The Social Construction of Femininity in the Discourse of the Polish Constitutional Court
Both concepts (Bourdieu’s and CDA) seem to be compatible with each other. Bourdieusian perspective provides an explanation of how a legal institution, hidden behind universal and impartial structures, can use its structural position to impose several ideological visions of the world on society. Critical Discourse Analysis, in the perspective of Norman Fairclough, offers a general systematic framework which can be used to conduct innovative qualitative research of the Constitutional Court judgements.

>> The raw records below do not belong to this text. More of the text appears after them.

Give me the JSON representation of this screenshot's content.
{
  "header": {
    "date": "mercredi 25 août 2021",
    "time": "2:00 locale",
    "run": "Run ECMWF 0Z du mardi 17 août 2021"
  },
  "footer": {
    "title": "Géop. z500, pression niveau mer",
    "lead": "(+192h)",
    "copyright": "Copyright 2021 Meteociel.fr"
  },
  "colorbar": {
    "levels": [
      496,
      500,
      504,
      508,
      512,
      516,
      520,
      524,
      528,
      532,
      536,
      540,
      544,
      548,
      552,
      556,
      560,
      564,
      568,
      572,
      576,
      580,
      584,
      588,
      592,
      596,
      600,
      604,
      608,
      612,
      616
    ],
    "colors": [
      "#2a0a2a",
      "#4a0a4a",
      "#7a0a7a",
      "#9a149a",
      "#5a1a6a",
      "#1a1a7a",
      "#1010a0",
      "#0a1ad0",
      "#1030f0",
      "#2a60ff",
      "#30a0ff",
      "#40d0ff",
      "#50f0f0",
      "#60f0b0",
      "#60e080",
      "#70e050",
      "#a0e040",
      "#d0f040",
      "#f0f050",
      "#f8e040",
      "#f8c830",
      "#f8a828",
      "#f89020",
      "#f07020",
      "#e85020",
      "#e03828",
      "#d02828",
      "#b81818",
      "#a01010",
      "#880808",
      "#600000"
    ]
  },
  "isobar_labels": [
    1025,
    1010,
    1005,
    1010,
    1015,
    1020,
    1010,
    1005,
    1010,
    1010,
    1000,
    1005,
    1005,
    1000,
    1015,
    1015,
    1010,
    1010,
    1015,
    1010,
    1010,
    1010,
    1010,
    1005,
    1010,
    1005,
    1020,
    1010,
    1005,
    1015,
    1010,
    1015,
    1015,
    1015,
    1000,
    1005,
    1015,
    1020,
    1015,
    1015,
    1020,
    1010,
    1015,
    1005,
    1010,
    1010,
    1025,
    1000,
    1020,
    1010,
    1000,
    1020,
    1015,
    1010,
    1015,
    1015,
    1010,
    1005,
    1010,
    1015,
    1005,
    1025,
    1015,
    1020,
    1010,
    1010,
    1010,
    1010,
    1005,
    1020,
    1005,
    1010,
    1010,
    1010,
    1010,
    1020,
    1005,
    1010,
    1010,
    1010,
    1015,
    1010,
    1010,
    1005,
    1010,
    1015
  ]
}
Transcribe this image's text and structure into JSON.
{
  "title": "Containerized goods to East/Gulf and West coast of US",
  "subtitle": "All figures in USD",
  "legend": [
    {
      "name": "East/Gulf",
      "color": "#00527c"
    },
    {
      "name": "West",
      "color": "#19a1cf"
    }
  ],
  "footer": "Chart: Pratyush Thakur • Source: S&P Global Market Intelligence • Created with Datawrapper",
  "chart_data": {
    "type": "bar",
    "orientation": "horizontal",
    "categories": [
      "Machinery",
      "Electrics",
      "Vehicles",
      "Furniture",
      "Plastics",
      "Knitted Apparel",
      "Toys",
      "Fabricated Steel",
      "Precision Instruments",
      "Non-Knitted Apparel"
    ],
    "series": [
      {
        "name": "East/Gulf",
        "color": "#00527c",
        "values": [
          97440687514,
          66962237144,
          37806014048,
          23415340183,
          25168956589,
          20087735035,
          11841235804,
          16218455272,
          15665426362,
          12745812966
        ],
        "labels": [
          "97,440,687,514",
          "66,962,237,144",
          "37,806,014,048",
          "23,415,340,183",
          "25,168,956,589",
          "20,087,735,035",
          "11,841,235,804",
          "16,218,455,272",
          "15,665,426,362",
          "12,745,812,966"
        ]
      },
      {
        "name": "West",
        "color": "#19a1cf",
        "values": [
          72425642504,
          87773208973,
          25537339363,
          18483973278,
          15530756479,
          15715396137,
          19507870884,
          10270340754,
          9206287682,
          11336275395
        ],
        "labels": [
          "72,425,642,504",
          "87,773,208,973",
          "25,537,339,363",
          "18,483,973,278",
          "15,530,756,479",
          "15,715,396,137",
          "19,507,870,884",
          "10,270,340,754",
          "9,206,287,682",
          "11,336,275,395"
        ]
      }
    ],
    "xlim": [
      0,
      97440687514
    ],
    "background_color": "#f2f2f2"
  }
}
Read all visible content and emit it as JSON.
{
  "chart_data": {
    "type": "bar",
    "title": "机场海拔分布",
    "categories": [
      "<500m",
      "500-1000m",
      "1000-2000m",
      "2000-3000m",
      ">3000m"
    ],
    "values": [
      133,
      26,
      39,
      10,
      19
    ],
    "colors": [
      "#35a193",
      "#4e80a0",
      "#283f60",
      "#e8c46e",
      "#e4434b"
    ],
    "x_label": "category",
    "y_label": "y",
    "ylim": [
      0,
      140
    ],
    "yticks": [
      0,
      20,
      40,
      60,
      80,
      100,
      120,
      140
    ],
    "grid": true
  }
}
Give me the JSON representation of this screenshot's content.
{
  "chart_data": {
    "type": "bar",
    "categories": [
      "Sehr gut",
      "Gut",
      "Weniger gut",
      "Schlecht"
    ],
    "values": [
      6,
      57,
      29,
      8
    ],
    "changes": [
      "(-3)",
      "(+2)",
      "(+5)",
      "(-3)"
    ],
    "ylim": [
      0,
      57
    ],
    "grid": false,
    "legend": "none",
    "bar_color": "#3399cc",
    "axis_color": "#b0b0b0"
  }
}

The article argues that the Constitutional Court, being a legitimised interpreter in the legal field, is also one of the key institutions of power. By using neutralising language procedures it often contributes (occasionally in a way imperceptible to itself), to preserving social order, differences, and inequalities, particularly in cases regarding femininity. By identifying several argumentative strategies, the research shows how one vision of “femininity” and “female” (as well as other implied terms, such as “motherhood”, “family” etc.), is constructed, and consequently supported in selected judgements. This aspect goes unnoticed by the traditional legal theory which does not allow for reaching the subsurface structures of argumentation. The effectiveness of symbolic power stems directly from these surreptitiously imposed mental schemata. Resulting from these argumentative strategies is a naturalised social order, arbitrariness of which is misrecognised, and particularisms universalised. They are taken for granted and because of this, there can be no social discussion regarding them.